When the order for leave among the crew was given, Beau Bergeron wasted no time following his captain off the boat. If the cards were to change hands, he needed to know about it. As well, the opportunity to see this Jeneyeru would be a necessity should the cards move.
He followed along Jean Lafitte’s footsteps through the cobblestone streets. Staying just out of sight of both the captain, and the occasional grey coated security wasn’t difficult due to the throngs of people enjoying the festivities, the crew of La Danse Calinda seemingly having arrived at some sort of festival. The tone and imagery reminded him much of the Mardi Gras of his home land, and he briefly wondered whether Aeldreth had its own version of carnival.
For a brief time, his mind wandered back to the last carnival celebration he’d attended in the streets of New Orleans. It was one of the few times the Guilds’ bosses showed their friendlier sides. His family, the Bergerons of the Assassins Guild, had always maintained their own participation through the Krewe of Dionysus, their float known for throwing small bottles of wine for the revelers to enjoy. He and William Hebert had been co-regents the last time he’d participated.

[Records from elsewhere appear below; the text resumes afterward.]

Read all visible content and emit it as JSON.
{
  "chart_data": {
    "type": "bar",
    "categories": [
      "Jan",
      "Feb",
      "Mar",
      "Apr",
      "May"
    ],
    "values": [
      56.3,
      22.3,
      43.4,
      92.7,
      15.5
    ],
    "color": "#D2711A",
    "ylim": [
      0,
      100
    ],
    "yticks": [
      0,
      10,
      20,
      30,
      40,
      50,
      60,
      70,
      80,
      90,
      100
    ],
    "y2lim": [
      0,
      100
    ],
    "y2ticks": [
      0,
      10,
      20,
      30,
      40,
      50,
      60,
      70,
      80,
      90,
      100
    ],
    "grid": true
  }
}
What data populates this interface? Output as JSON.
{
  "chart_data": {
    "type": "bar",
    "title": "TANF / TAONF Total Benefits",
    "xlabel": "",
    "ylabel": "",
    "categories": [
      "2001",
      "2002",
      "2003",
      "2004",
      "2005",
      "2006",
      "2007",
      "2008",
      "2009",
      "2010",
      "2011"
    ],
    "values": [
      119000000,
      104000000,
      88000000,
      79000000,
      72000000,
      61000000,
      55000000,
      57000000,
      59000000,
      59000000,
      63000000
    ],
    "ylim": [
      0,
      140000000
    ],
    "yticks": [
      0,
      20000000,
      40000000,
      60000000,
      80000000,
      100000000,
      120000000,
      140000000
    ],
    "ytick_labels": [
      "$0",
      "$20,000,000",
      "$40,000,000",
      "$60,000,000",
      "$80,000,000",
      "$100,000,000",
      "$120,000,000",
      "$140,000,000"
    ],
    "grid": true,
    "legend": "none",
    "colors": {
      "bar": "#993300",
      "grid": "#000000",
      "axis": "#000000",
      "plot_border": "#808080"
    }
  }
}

Beau could remember it like it was yesterday, as he weaved in and out of the various masked participants visiting the carts and shops along the sidewalks. He could smell the decay of the Vieux Carré, taste the fine wine from one of the bottles as he and Hebert rode atop their jester festooned float. Hebert had his hand on the shoulder of Beau. “Whatever your family needs, mon ami, je suis là”, he had said.
Lying bastard, Beau thought, if a cowardly shot to the back of the head didn’t do me in, nothing will, and the image was replaced by one of him holding the magic card. At his whim Hebert’s hand left his shoulder and clutched his heart. Suffering and in pain, Beau smiled.
Beau’s smile was broken, however, in the here and now as he nearly careened into an armed man holding a pike.
“Halt! Do you have business here at the Embassy, sir?” the man asked. The light seemed to shimmer off of his blue sash and gold buttons festooned to his red coat. Guard, Beau thought, this one seemed different than the grey variety he’d passed by in the streets. He’d been so lost in his thoughts of revenge that he’d nearly given away his position. Stupid, and he made a mental note not to let such blind daydreaming happen again.
“Ah, no, I’m sorry my good sir, I do not. My apologies, I’m new in town,” he said with a deep bow. The guard regarded him with a suspicious raising of his eyebrows, but merely shrugged at the flattering gestures and seemed to figure Beau not worth the trouble and he quickly moved away in lock step towards the arched entry-way with yet another guard, this one dressed in green and gold. Paranoid bunch, he thought, a lot of guards out. It was then that Beau realized he was being stared at by a good deal many of the revelers. Not obviously so, but perceptibly, as if the crowd were avoiding seeming rude.
He must indeed have looked out of place to the ordinary goings on, neither dressed in the latest fashions, nor in costume for the festival. Making his way down a side alley by the embassy and over to a cart, he decided to purchase one of the various styles of mask enjoyed by the populace. The design wasn’t quite unlike the ones of his own home, save for the fact that these were much sturdier built and bejeweled with real gems. Beau however had neither the money nor the desire for one of the fancier ones and instead chose a plain black full mask with a single white tear descending from the left eye. Beau smiled as he figured it was rather fitting. Could come in handy, he thought, and placed it upon his face as he continued down the alley, figuring he’d try an entrance towards the back. It wasn’t long, however before he was brought up short, the alley coming to a dead end at the canals.